Temuan Anggota DPR: Program Makan Bergizi Gratis Diduga Bermasalah, Kualitas Pangan Jadi Sorotan
Anggota Komisi IX DPR RI, Muazzim Akbar, melontarkan kritik pedas terhadap implementasi program Makan Bergizi Gratis (MBG). Kritik ini muncul setelah ia melakukan peninjauan langsung di Nusa Tenggara Barat (NTB), di mana ia menemukan sejumlah permasalahan signifikan dalam pengelolaan program tersebut oleh Satuan Pelayanan Pemenuhan Gizi (SPPG).
Muazzim Akbar mengungkapkan kekecewaannya dalam rapat Komisi IX DPR RI, menyoroti kurangnya pengawasan dari Badan Gizi Nasional (BGN) yang berakibat pada kualitas makanan yang diterima oleh siswa. Ia bahkan menceritakan pengalamannya menemukan buah yang mengandung ulat dalam menu MBG, yang menyebabkan seorang siswa SD terkejut dan berteriak.
"Begitu banyak SPPG yang saya lihat masih asal-asalan. Kurangnya pengawasan dari BGN (Badan Gizi Nasional)," tegas Muazzim.
Politikus dari PAN ini juga menyoroti temuan lainnya, seperti jeruk yang tidak layak konsumsi untuk siswa SMP karena berukuran kecil dan rasanya sangat asam. Lebih lanjut, ia menyoroti kualitas nasi yang sangat keras dalam menu MBG, menimbulkan pertanyaan tentang standar pembelian bahan makanan yang digunakan dalam program tersebut.
- Temuan di Lapangan:
- Buah dengan ulat dalam menu MBG untuk siswa SD.
- Jeruk berkualitas buruk (kecil dan asam) untuk siswa SMP.
- Nasi keras yang tidak layak konsumsi.
Selain masalah kualitas makanan, Muazzim juga menyoroti kebingungan yang dialami oleh tim SPPG dalam menangani keluhan terkait program MBG. Menurutnya, tidak ada penanggung jawab yang jelas di tingkat provinsi atau kabupaten/kota, sehingga SPPG tidak tahu ke mana harus menyampaikan keluhan.

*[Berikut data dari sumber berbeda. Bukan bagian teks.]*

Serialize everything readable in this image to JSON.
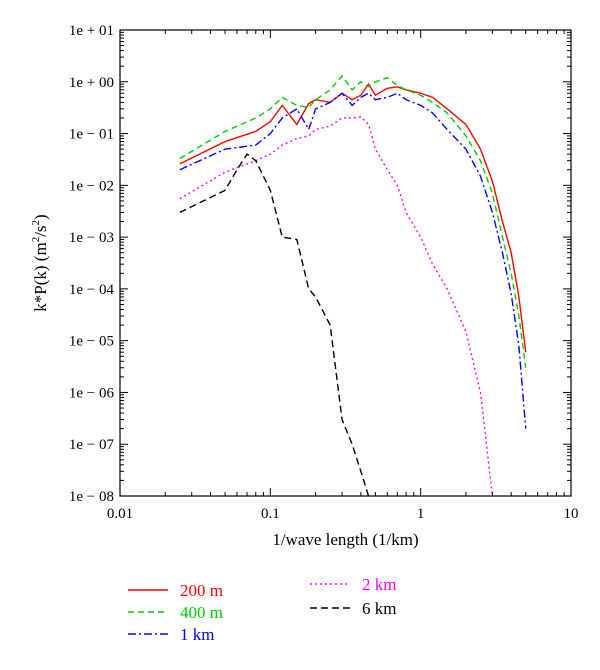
{
  "chart_data": {
    "type": "line",
    "xscale": "log",
    "yscale": "log",
    "xlim": [
      0.01,
      10
    ],
    "ylim": [
      1e-08,
      10
    ],
    "grid": false,
    "legend_position": "bottom",
    "xlabel": "1/wave length (1/km)",
    "ylabel_parts": {
      "main": "k*P(k) (m",
      "sup1": "2",
      "mid": "/s",
      "sup2": "2",
      "end": ")"
    },
    "x_tick_labels": [
      {
        "v": 0.01,
        "label": "0.01"
      },
      {
        "v": 0.1,
        "label": "0.1"
      },
      {
        "v": 1,
        "label": "1"
      },
      {
        "v": 10,
        "label": "10"
      }
    ],
    "y_tick_labels": [
      {
        "v": 10,
        "label": "1e + 01"
      },
      {
        "v": 1,
        "label": "1e + 00"
      },
      {
        "v": 0.1,
        "label": "1e − 01"
      },
      {
        "v": 0.01,
        "label": "1e − 02"
      },
      {
        "v": 0.001,
        "label": "1e − 03"
      },
      {
        "v": 0.0001,
        "label": "1e − 04"
      },
      {
        "v": 1e-05,
        "label": "1e − 05"
      },
      {
        "v": 1e-06,
        "label": "1e − 06"
      },
      {
        "v": 1e-07,
        "label": "1e − 07"
      },
      {
        "v": 1e-08,
        "label": "1e − 08"
      }
    ],
    "series": [
      {
        "name": "200 m",
        "color": "#ff0000",
        "dash": "solid",
        "points": [
          [
            0.025,
            0.026
          ],
          [
            0.05,
            0.07
          ],
          [
            0.08,
            0.11
          ],
          [
            0.1,
            0.17
          ],
          [
            0.12,
            0.35
          ],
          [
            0.15,
            0.15
          ],
          [
            0.18,
            0.38
          ],
          [
            0.2,
            0.45
          ],
          [
            0.25,
            0.4
          ],
          [
            0.3,
            0.6
          ],
          [
            0.35,
            0.45
          ],
          [
            0.4,
            0.55
          ],
          [
            0.45,
            0.9
          ],
          [
            0.5,
            0.55
          ],
          [
            0.6,
            0.75
          ],
          [
            0.7,
            0.8
          ],
          [
            0.8,
            0.7
          ],
          [
            1.0,
            0.6
          ],
          [
            1.2,
            0.5
          ],
          [
            1.5,
            0.3
          ],
          [
            2.0,
            0.15
          ],
          [
            2.5,
            0.05
          ],
          [
            3.0,
            0.012
          ],
          [
            3.5,
            0.002
          ],
          [
            4.0,
            0.0005
          ],
          [
            4.5,
            7e-05
          ],
          [
            5.0,
            6e-06
          ]
        ]
      },
      {
        "name": "400 m",
        "color": "#00cc00",
        "dash": "6,4",
        "points": [
          [
            0.025,
            0.033
          ],
          [
            0.05,
            0.11
          ],
          [
            0.08,
            0.2
          ],
          [
            0.1,
            0.3
          ],
          [
            0.12,
            0.5
          ],
          [
            0.15,
            0.35
          ],
          [
            0.18,
            0.32
          ],
          [
            0.2,
            0.45
          ],
          [
            0.25,
            0.7
          ],
          [
            0.3,
            1.3
          ],
          [
            0.35,
            0.7
          ],
          [
            0.4,
            1.0
          ],
          [
            0.45,
            0.8
          ],
          [
            0.5,
            1.0
          ],
          [
            0.6,
            1.2
          ],
          [
            0.7,
            0.85
          ],
          [
            0.8,
            0.7
          ],
          [
            1.0,
            0.55
          ],
          [
            1.2,
            0.4
          ],
          [
            1.5,
            0.25
          ],
          [
            2.0,
            0.09
          ],
          [
            2.5,
            0.03
          ],
          [
            3.0,
            0.007
          ],
          [
            3.5,
            0.001
          ],
          [
            4.0,
            0.0002
          ],
          [
            4.5,
            3e-05
          ],
          [
            5.0,
            3e-06
          ]
        ]
      },
      {
        "name": "1 km",
        "color": "#0000ff",
        "dash": "8,3,2,3",
        "points": [
          [
            0.025,
            0.02
          ],
          [
            0.05,
            0.05
          ],
          [
            0.08,
            0.06
          ],
          [
            0.1,
            0.1
          ],
          [
            0.12,
            0.2
          ],
          [
            0.15,
            0.3
          ],
          [
            0.18,
            0.12
          ],
          [
            0.2,
            0.3
          ],
          [
            0.25,
            0.4
          ],
          [
            0.3,
            0.6
          ],
          [
            0.35,
            0.35
          ],
          [
            0.4,
            0.5
          ],
          [
            0.45,
            0.6
          ],
          [
            0.5,
            0.45
          ],
          [
            0.6,
            0.5
          ],
          [
            0.7,
            0.6
          ],
          [
            0.8,
            0.45
          ],
          [
            1.0,
            0.35
          ],
          [
            1.2,
            0.25
          ],
          [
            1.5,
            0.12
          ],
          [
            2.0,
            0.05
          ],
          [
            2.5,
            0.015
          ],
          [
            3.0,
            0.003
          ],
          [
            3.5,
            0.0005
          ],
          [
            4.0,
            8e-05
          ],
          [
            4.5,
            8e-06
          ],
          [
            5.0,
            2e-07
          ]
        ]
      },
      {
        "name": "2 km",
        "color": "#ff00ff",
        "dash": "2,3",
        "points": [
          [
            0.025,
            0.0055
          ],
          [
            0.05,
            0.018
          ],
          [
            0.08,
            0.03
          ],
          [
            0.1,
            0.04
          ],
          [
            0.12,
            0.06
          ],
          [
            0.15,
            0.08
          ],
          [
            0.18,
            0.09
          ],
          [
            0.2,
            0.12
          ],
          [
            0.25,
            0.14
          ],
          [
            0.3,
            0.2
          ],
          [
            0.35,
            0.2
          ],
          [
            0.4,
            0.21
          ],
          [
            0.45,
            0.15
          ],
          [
            0.5,
            0.05
          ],
          [
            0.6,
            0.02
          ],
          [
            0.7,
            0.01
          ],
          [
            0.8,
            0.003
          ],
          [
            1.0,
            0.001
          ],
          [
            1.2,
            0.0003
          ],
          [
            1.5,
            0.0001
          ],
          [
            2.0,
            1.5e-05
          ],
          [
            2.5,
            1e-06
          ],
          [
            3.0,
            1e-08
          ]
        ]
      },
      {
        "name": "6 km",
        "color": "#000000",
        "dash": "7,4",
        "points": [
          [
            0.025,
            0.003
          ],
          [
            0.05,
            0.008
          ],
          [
            0.06,
            0.02
          ],
          [
            0.07,
            0.04
          ],
          [
            0.08,
            0.03
          ],
          [
            0.1,
            0.008
          ],
          [
            0.12,
            0.001
          ],
          [
            0.15,
            0.0009
          ],
          [
            0.18,
            0.0001
          ],
          [
            0.2,
            7e-05
          ],
          [
            0.25,
            2e-05
          ],
          [
            0.3,
            3e-07
          ],
          [
            0.35,
            1e-07
          ],
          [
            0.4,
            3e-08
          ],
          [
            0.45,
            1e-08
          ],
          [
            0.5,
            8e-09
          ]
        ]
      }
    ]
  }
}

"Saya tanya sama SPPG-nya, kalau ada keluhan, dia bingung mau mengeluh ke mana karena penanggung jawab di masing-masing provinsi atau kabupaten/kota itu enggak ada. Jadi, kalau ada masalah, dia mau mengeluh ke mana?" ungkapnya.
Muazzim Akbar mengkhawatirkan bahwa program MBG tidak akan mencapai tujuan yang diharapkan jika masalah-masalah ini tidak segera ditangani. Ia menekankan perlunya evaluasi menyeluruh terhadap pengawasan SPPG dan standar kualitas bahan makanan yang digunakan dalam program MBG. Kegagalan untuk mengatasi masalah ini, menurutnya, akan menjadi "bom waktu" yang merugikan siswa dan mencoreng citra program MBG.